Acusem se eu estiver equivocado: nós nascemos, crescemos e desenvolvemos as nossas sociabilidades fundamentados, dentre outros postulados básicos, na máxima de que a satisfação das nossas ambições constitui-se a mola propulsora da existência. Desde cedo assimilamos a construção dessa entidade pueril e abstrata chamada “felicidade“ como sendo algo conquistável, passível de ser atingida a depender da adoção de atitudes corretas ao longo da vida. A partir disto, encontramos um arcabouço multifacetado de correntes religiosas, livros de auto-ajuda, vozes autorizadas, gurus, videntes, palestrantes, CEO´s, treinadores de alto rendimento, todos empenhados na formulação de receitas para o sucesso que leva à felicidade.

No pilar desse suposto “sentido da vida”, a partícula elementar é a dedicação à vitória. Quem já tem arquitetado os seus planos para o futuro, deve lutar para realizá-los. Quem padece da dificuldade de estabelecer metas a curto e longo prazo é, via de regra, coagido a desenhar o mais rápido possível a configuração ideal do seu porvir para, a partir daí, passar a perseguir as microvitórias e as vitórias de lascar a boca do tambor que, combinadas, conduziriam o homem à sua plenitude. Somos obrigados a nos apaixonar por algo, a construirmos expectativas sobre as coisas, pessoas e resultados.

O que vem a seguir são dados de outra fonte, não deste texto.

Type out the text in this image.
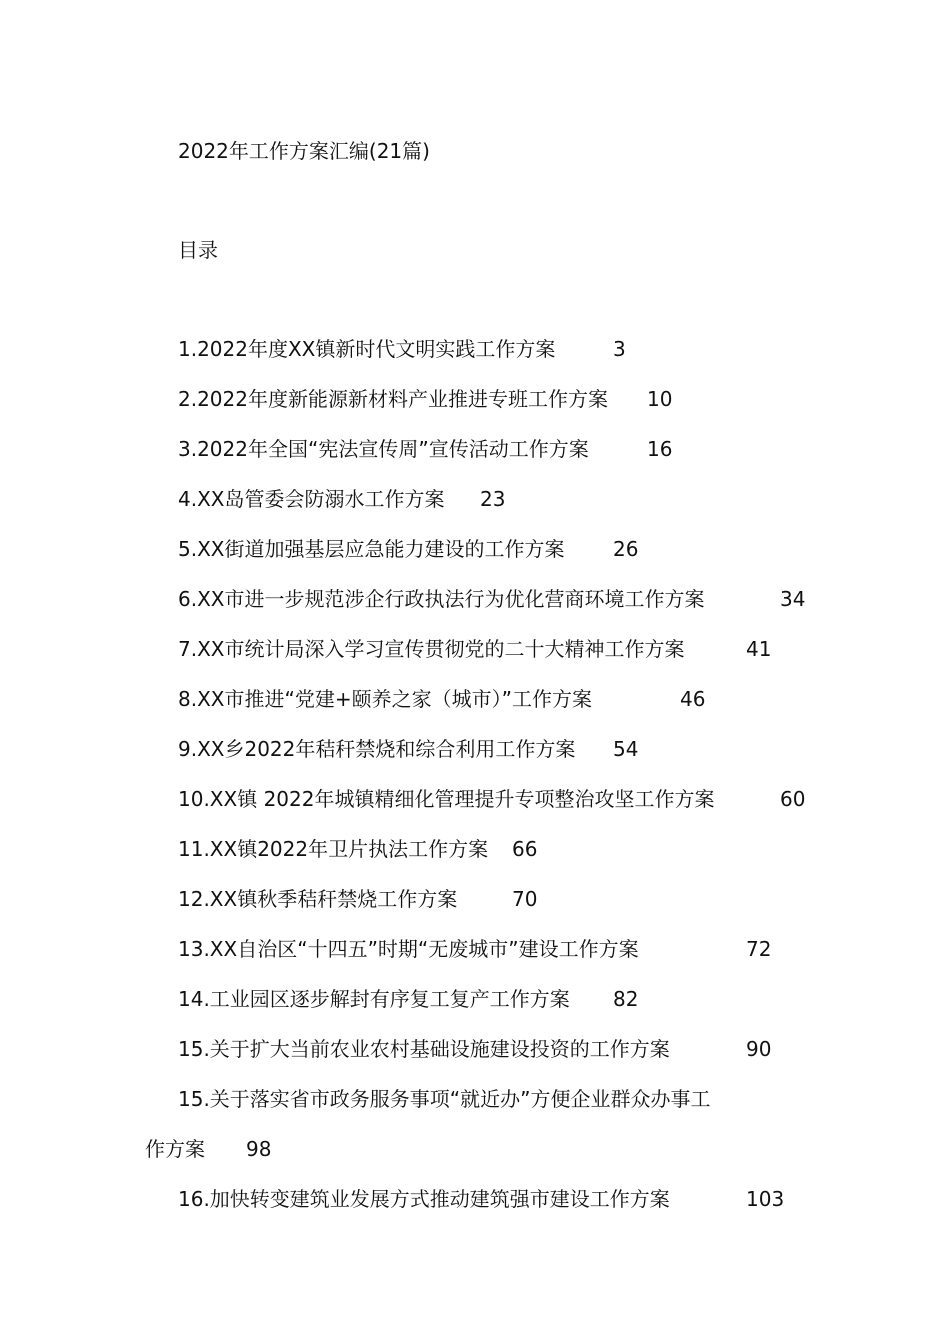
2022年工作方案汇编(21篇)
目录
1.2022年度XX镇新时代文明实践工作方案	3
2.2022年度新能源新材料产业推进专班工作方案 10
3.2022年全国“宪法宣传周”宣传活动工作方案	16
4.XX岛管委会防溺水工作方案 23
5.XX街道加强基层应急能力建设的工作方案 26
6.XX市进一步规范涉企行政执法行为优化营商环境工作方案	34
7.XX市统计局深入学习宣传贯彻党的二十大精神工作方案	41
8.XX市推进“党建+颐养之家（城市）”工作方案	46
9.XX乡2022年秸秆禁烧和综合利用工作方案 54
10.XX镇 2022年城镇精细化管理提升专项整治攻坚工作方案	60
11.XX镇2022年卫片执法工作方案 66
12.XX镇秋季秸秆禁烧工作方案	70
13.XX自治区“十四五”时期“无废城市”建设工作方案	72
14.工业园区逐步解封有序复工复产工作方案 82
15.关于扩大当前农业农村基础设施建设投资的工作方案	90
15.关于落实省市政务服务事项“就近办”方便企业群众办事工
作方案 98
16.加快转变建筑业发展方式推动建筑强市建设工作方案	103
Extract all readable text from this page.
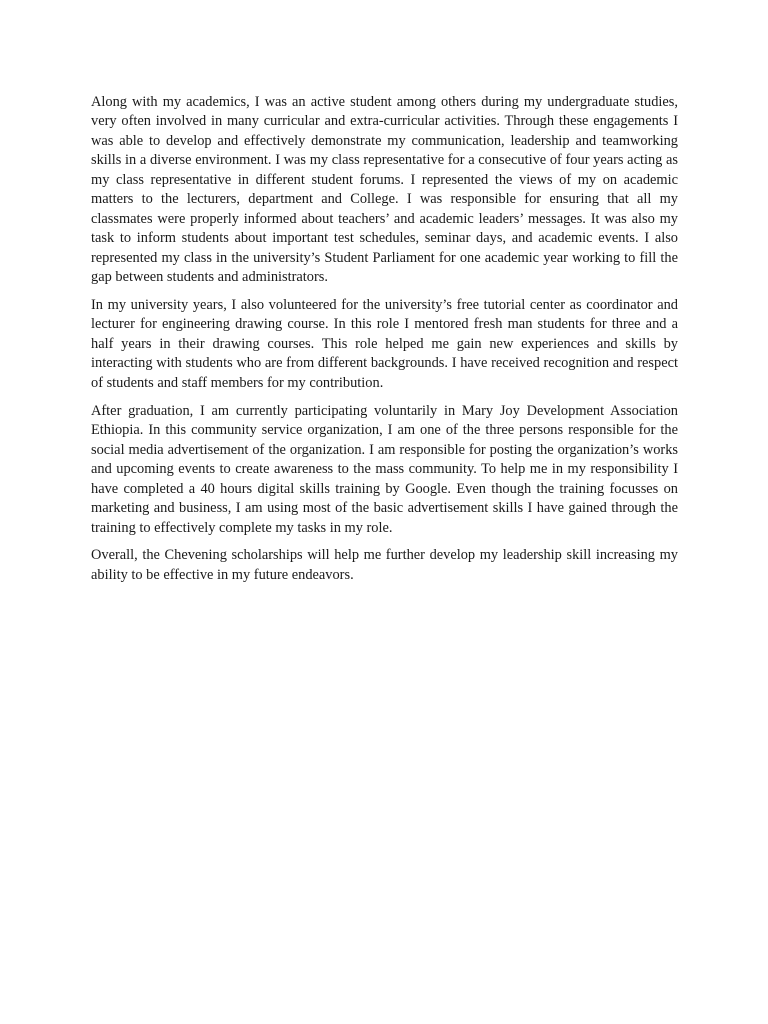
Along with my academics, I was an active student among others during my undergraduate studies, very often involved in many curricular and extra-curricular activities. Through these engagements I was able to develop and effectively demonstrate my communication, leadership and teamworking skills in a diverse environment. I was my class representative for a consecutive of four years acting as my class representative in different student forums. I represented the views of my on academic matters to the lecturers, department and College. I was responsible for ensuring that all my classmates were properly informed about teachers’ and academic leaders’ messages. It was also my task to inform students about important test schedules, seminar days, and academic events. I also represented my class in the university’s Student Parliament for one academic year working to fill the gap between students and administrators.

In my university years, I also volunteered for the university’s free tutorial center as coordinator and lecturer for engineering drawing course. In this role I mentored fresh man students for three and a half years in their drawing courses. This role helped me gain new experiences and skills by interacting with students who are from different backgrounds. I have received recognition and respect of students and staff members for my contribution.

After graduation, I am currently participating voluntarily in Mary Joy Development Association Ethiopia. In this community service organization, I am one of the three persons responsible for the social media advertisement of the organization. I am responsible for posting the organization’s works and upcoming events to create awareness to the mass community. To help me in my responsibility I have completed a 40 hours digital skills training by Google. Even though the training focusses on marketing and business, I am using most of the basic advertisement skills I have gained through the training to effectively complete my tasks in my role.

Overall, the Chevening scholarships will help me further develop my leadership skill increasing my ability to be effective in my future endeavors.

 Dedicamo-nos a sermos os melhores, mais capacitados, elevamos o termo “diferencial” a posições sacrossantas e a expressão “concorrência” torna-se o combustível desse cenário. 

Sem querer, estabelecemos uma relação absoluta entre vencer e ser feliz, o que constrói uma espécie de “ditadura da conquista”, como se a existência de vencedores não presumisse, por si só e necessariamente, a aparição da classe oposta.

Quero me ater propriamente às decepções causadas a partir deste adestramento. Ora, caso a gente viva realmente para ser feliz e caso o alcance desse status esteja relacionado à necessidade de vitórias e à satisfação de desejos, alguém precisa levantar uma placa em caráter de urgência e mandar parar tudo. A menos que só eu perca nessa vida. A menos que só eu me sinta incompleto e insatisfeito quase sempre. E a menos que “entrar em greve” seja exclusividade do meu bem estar e da Polícia Militar da Bahia.

Proponho perdermos bem. Encarando os reveses como parte indissociável da vida, aprendendo com eles e naturalizando-os. Caso contrário, o que fazer com o atleta que, como o Vitória, não ganha nada, por mais que treine e se dedique? Como tratar o jovem que não consegue passar em medicina na faculdade pública? O que dizer para as pessoas de idade avançada que não encontraram seus pares e provavelmente não encontrarão mais, exceto se forem os protagonistas de “O Último Romance”? Como nos manteremos saudáveis diante das nossas derrotas, diante das nossas perdas? Como é que a gente vai ficar em paz se a vitória for o sentido da vida e derrotas começarem a minar o nosso chão?

Proponho perdemos bem. Ainda que essa proposta não seja autobiográfica. E, já às 04:30hs da manhã, ainda que isso tudo não passe de discurso de perdedor.